Here’s how manufacturers can develop smarter, more secure data management strategies that will allow them to gain valuable insight while minimizing the risks that data governance brings.
Breaking Down Data Silos
It is not unusual for manufacturing enterprises, especially those with outdated organizational structures, to experience data silos.
The sheer volume of data generated each day by various endpoints can easily lead to a database flooded with duplicates and errors. When your data storage system is siloed the vital pieces of information can easily fall through the cracks.
With different departments accumulating data relevant to their line of work, it can be easy to lose track of the bigger picture and end up with many different pockets of data, inaccessible to different teams and departments.
Data is only useful if it can freely flow through your organization and can be easily accessed by everyone who has the right permission.
By breaking down data silos, you’ll allow your teams to work cohesively and more efficiently.
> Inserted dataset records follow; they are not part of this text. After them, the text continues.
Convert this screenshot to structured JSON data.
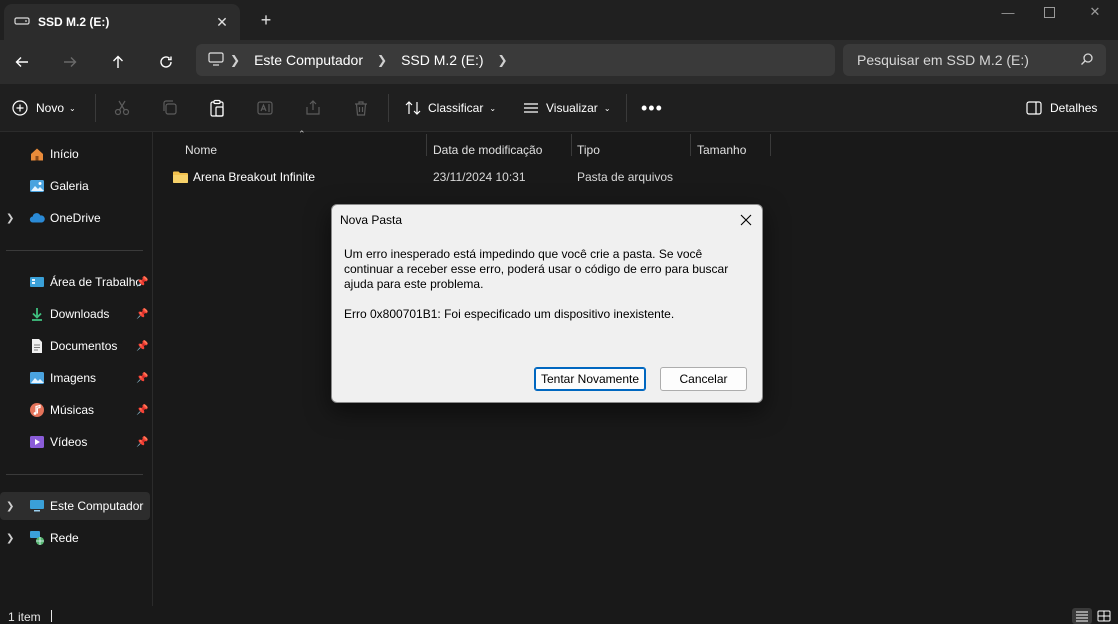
{
  "tab": {
    "title": "SSD M.2 (E:)"
  },
  "address": {
    "crumbs": [
      "Este Computador",
      "SSD M.2 (E:)"
    ]
  },
  "search": {
    "placeholder": "Pesquisar em SSD M.2 (E:)"
  },
  "toolbar": {
    "new_label": "Novo",
    "sort_label": "Classificar",
    "view_label": "Visualizar",
    "details_label": "Detalhes"
  },
  "sidebar": {
    "items": [
      {
        "label": "Início"
      },
      {
        "label": "Galeria"
      },
      {
        "label": "OneDrive"
      },
      {
        "label": "Área de Trabalho"
      },
      {
        "label": "Downloads"
      },
      {
        "label": "Documentos"
      },
      {
        "label": "Imagens"
      },
      {
        "label": "Músicas"
      },
      {
        "label": "Vídeos"
      },
      {
        "label": "Este Computador"
      },
      {
        "label": "Rede"
      }
    ]
  },
  "columns": {
    "name": "Nome",
    "date": "Data de modificação",
    "type": "Tipo",
    "size": "Tamanho"
  },
  "files": [
    {
      "name": "Arena Breakout Infinite",
      "date": "23/11/2024 10:31",
      "type": "Pasta de arquivos",
      "size": ""
    }
  ],
  "status": {
    "count": "1 item"
  },
  "dialog": {
    "title": "Nova Pasta",
    "message": "Um erro inesperado está impedindo que você crie a pasta. Se você continuar a receber esse erro, poderá usar o código de erro para buscar ajuda para este problema.",
    "error": "Erro 0x800701B1: Foi especificado um dispositivo inexistente.",
    "retry_label": "Tentar Novamente",
    "cancel_label": "Cancelar"
  },
  "colors": {
    "accent": "#0067c0",
    "folder": "#f2c14e"
  }
}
That’s why every good secure data management strategy starts with creating a unified and centralized data storage system that helps prevent and break down data silos.
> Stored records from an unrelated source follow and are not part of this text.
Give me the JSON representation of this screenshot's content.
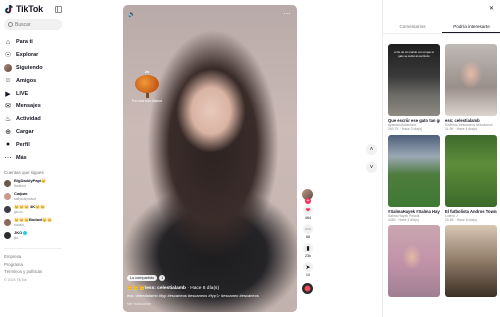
{
  "brand": {
    "name": "TikTok",
    "accent": "#fe2c55",
    "cyan": "#25f4ee"
  },
  "search": {
    "placeholder": "Buscar"
  },
  "nav": [
    {
      "label": "Para ti",
      "icon": "home-icon",
      "active": false
    },
    {
      "label": "Explorar",
      "icon": "compass-icon",
      "active": false
    },
    {
      "label": "Siguiendo",
      "icon": "avatar-icon",
      "active": false
    },
    {
      "label": "Amigos",
      "icon": "friends-icon",
      "active": false
    },
    {
      "label": "LIVE",
      "icon": "live-icon",
      "active": false
    },
    {
      "label": "Mensajes",
      "icon": "message-icon",
      "active": false
    },
    {
      "label": "Actividad",
      "icon": "bell-icon",
      "active": false
    },
    {
      "label": "Cargar",
      "icon": "upload-icon",
      "active": false
    },
    {
      "label": "Perfil",
      "icon": "profile-icon",
      "active": false
    },
    {
      "label": "Más",
      "icon": "more-icon",
      "active": false
    }
  ],
  "following": {
    "title": "Cuentas que sigues",
    "accounts": [
      {
        "name": "BigDaddyPapi👑",
        "handle": "tfoutfoot"
      },
      {
        "name": "Сафия",
        "handle": "safiya.alyousuf"
      },
      {
        "name": "👑👑👑 4K👑👑",
        "handle": "gio.cs"
      },
      {
        "name": "👑👑👑Bodaxi👑👑",
        "handle": "bodaxi_"
      },
      {
        "name": "JKO",
        "handle": "jko"
      }
    ]
  },
  "footer": {
    "links": [
      "Empresa",
      "Programa",
      "Términos y políticas"
    ],
    "copyright": "© 2024 TikTok"
  },
  "video": {
    "overlay_badge": "2x",
    "overlay_caption": "Por una cola blanca",
    "tag": "Lo compartido",
    "tag_count": "1",
    "author": "👑👑👑/ess: celestialamb",
    "time": "· Hace 6 día(s)",
    "hashtags": "ess: celestialamb #fyp #escaneos #escaneos #fypシ #escaneo #escaneos",
    "translation": "Ver traducción"
  },
  "actions": {
    "likes": "464",
    "comments": "68",
    "saves": "23k",
    "shares": "10"
  },
  "right_panel": {
    "tabs": [
      "Comentarios",
      "Podría interesarte"
    ],
    "active_tab": 1,
    "cards": [
      {
        "title": "Que escriir ese gato tan grande 👑 ...",
        "author": "ayamaruitubermoo",
        "stats": "260.7K · Hace 3 día(s)",
        "thumb_label": "el tío de mi marido con el que el gato se subió al escritorio"
      },
      {
        "title": "ess: celestialamb",
        "author": "Бойтесь #escaneos #escaneos",
        "stats": "11.9K · Hace 4 día(s)",
        "thumb_label": ""
      },
      {
        "title": "#SalmaHayek #Salma Hayek Pinault #Hayek...",
        "author": "Salma Hayek Pinault",
        "stats": "4450 · Hace 3 día(s)",
        "thumb_label": ""
      },
      {
        "title": "El futbolista Andros Townsend sufrió un...",
        "author": "Lolexo ✓",
        "stats": "20.5K · Hace 6 día(s)",
        "thumb_label": ""
      },
      {
        "title": "",
        "author": "",
        "stats": "",
        "thumb_label": ""
      },
      {
        "title": "",
        "author": "",
        "stats": "",
        "thumb_label": ""
      }
    ]
  }
}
While it’s possible to retroactively clean your data by using scrubbing software to make it more accessible and suitable for further analysis, it’s a much better option to start to have a company-wide data management policy from the beginning.
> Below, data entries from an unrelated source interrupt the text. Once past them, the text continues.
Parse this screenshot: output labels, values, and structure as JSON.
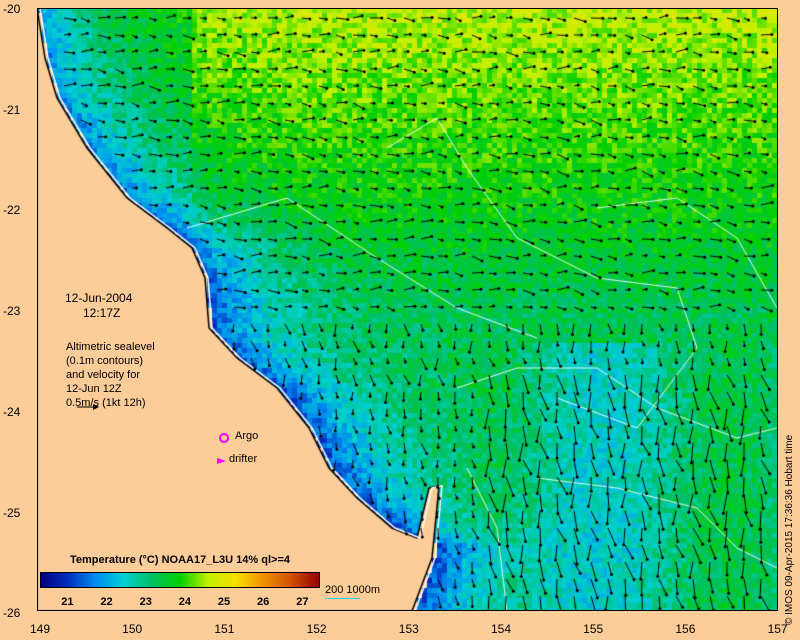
{
  "map": {
    "date": "12-Jun-2004",
    "time": "12:17Z",
    "altimetry_note": [
      "Altimetric sealevel",
      "(0.1m contours)",
      "and velocity for",
      "12-Jun 12Z",
      "0.5m/s (1kt 12h)"
    ],
    "legend_argo": "Argo",
    "legend_drifter": "drifter",
    "argo_color": "#ff00ff",
    "drifter_color": "#ff00ff",
    "land_color": "#fccc99",
    "depth_label": "200  1000m",
    "credit": "© IMOS 09-Apr-2015 17:36:36 Hobart time",
    "lon_ticks": [
      "149",
      "150",
      "151",
      "152",
      "153",
      "154",
      "155",
      "156",
      "157"
    ],
    "lat_ticks": [
      "-20",
      "-21",
      "-22",
      "-23",
      "-24",
      "-25",
      "-26"
    ],
    "colorbar": {
      "title": "Temperature (°C) NOAA17_L3U 14% ql>=4",
      "ticks": [
        "21",
        "22",
        "23",
        "24",
        "25",
        "26",
        "27"
      ],
      "range": [
        20.3,
        27.4
      ]
    }
  }
}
By clearly defining roles, assigning ownership, and giving your employees clear instructions on how to handle data, you’ll have a much more sustainable strategy that will allow you to collect better, more accurate data.
Auditing and Classifying Data
If you want to make the most of your data, it also helps to audit your existing database and determine exactly which types of data you’re storing. Once you audit your data, you will be able to organize it and create a comprehensive data classification system.
Data classification will not only help ensure that your data is well organized and easily accessible, but it will also help you determine appropriate access-level and create a protection plan for each cluster of data.
Depending on the sensitivity level, there are different regulatory requirements when it comes to storing, protecting, and even deleting your data.
The GDPR requires complete transparency and minimal data collection. This means that you clearly have to specify which data you’re collecting, why you’re handling it, how you’ll store it, and try to accumulate as little data as possible.
On the other hand, some of the data, while extremely sensitive, can also be crucial in case any legal issues occur, and might be needed as evidence, so you’re obliged to archive it for a certain period of time.
For example, your communication records can contain sensitive information about your employees, business partners, and clients, you must adhere to a required retention period. In that case, the easiest way to ensure compliance is by using email archiving solutions.
Manual data retention can lead to errors and oversights that can cause serious legal issues, so it’s better to rely on archiving software that allows you to automatically set retention periods and take the guesswork out of data compliance.
Mitigating Security Risks
There are two major types of data security threats. The first one comprises external attacks, such as phishing scams and malware. Luckily, most manufacturing enterprises have no issue protecting against such threats, with many data security tools and software at their disposal.
On the other hand, there are data security threats that come from within the company. While these threats are almost as common and not less damaging than the external ones, internal security risks often get overlooked.
In fact, careless or uninformed employees are the second most likely cause of serious security breaches, right after malware.
It is essential to establish a corporate culture of cybersecurity awareness and educate your employees about potential threats. With clear guidelines and well-defined policies, manufacturers can regulate data storage, control access to sensitive information, and improve protection.
A good data management policy should clearly define safe practices for handling sensitive data, and prevent not only employee errors and leaks, but also ensure compliance with regulatory requirements.
The more manufacturing companies rely on new technologies and analytics, the more vulnerable of an asset big data becomes. That’s why data management is crucial for ensuring this asset stays protected and accessible.